19/06/1997 | 544

Chile: Crece la movilización universitaria

La movilización universitaria chilena se extiende como una mancha de aceite por todo el país. Lo que comenzó como un movimiento restringido a unas pocas facultades de la Universidad de Chile –la más grande del país– ya se ha extendido a la totalidad de las casas de estudio de esa Universidad (que se encuentran en huelga y ocupadas por sus alumnos), a la Universidad de Santiago, a la Tecnológica Metropolitana, a la de Ciencias de la Educación y a la de Concepción.


La extensión y profundización del movimiento se manifestó con claridad en la movilización de 10.000 estudiantes que marcharon por el centro de Santiago hasta el Ministerio de Educación el pasado jueves 12. En esta marcha, por primera vez, junto a los estudiantes manifestaron los docentes y los no docentes universitarios. La manifestación fue brutalmente reprimida, con palos y gases, por los carabineros.


A pesar de la represión, el movimiento sigue en ascenso.
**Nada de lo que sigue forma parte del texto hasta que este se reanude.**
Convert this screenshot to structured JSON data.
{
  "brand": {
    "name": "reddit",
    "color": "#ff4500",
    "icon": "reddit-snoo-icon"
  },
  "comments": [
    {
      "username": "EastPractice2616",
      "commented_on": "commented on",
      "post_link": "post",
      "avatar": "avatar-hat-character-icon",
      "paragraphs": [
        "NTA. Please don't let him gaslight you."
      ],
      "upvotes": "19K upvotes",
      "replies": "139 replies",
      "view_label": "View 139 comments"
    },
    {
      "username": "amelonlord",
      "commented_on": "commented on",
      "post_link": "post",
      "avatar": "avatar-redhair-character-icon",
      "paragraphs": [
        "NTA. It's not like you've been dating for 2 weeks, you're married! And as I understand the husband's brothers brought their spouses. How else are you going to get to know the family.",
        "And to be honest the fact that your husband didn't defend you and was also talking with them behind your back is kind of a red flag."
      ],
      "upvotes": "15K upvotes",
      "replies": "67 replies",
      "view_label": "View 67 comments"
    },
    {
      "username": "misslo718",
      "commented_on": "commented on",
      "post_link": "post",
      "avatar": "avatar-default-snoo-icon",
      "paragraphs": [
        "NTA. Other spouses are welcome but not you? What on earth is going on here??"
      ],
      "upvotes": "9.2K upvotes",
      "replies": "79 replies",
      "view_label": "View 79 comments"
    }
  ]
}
Las ocupaciones se mantienen; las gremiales docentes y no docentes han planteado su apoyo a los estudiantes, y hasta en las universidades privadas han comenzado movilizaciones por sus propios reclamos.


Los dos reclamos centrales de los universitarios son la duplicación del presupuesto estatal destinado a las universidades públicas y la derogación del estatuto pinochetista de 1981.


La sistemática reducción de las partidas presupuestarias destinadas a la Universidad estatal ha provocado que apenas el 25% de sus gastos se cubran con fondos públicos. El resto proviene de ‘contratos de servicios’ con las empresas privadas y, claro, del arancel que pagan sus alumnos. El costo anual promedio del arancel universitario en Chile –atención, estudiantes argentinos– es de ¡3.600 dólares anuales! Claro está que esto es un promedio, hay universidades mucho más caras. El salario promedio de un obrero chileno es de 500 dólares mensuales.


La universidad estatal en Chile ha dejado de ser, como denuncian sus alumnos, una escuela pública para convertirse, al mismo título que las privadas, en “un agente del mercado educativo, al servicio de quien pueda pagarla”.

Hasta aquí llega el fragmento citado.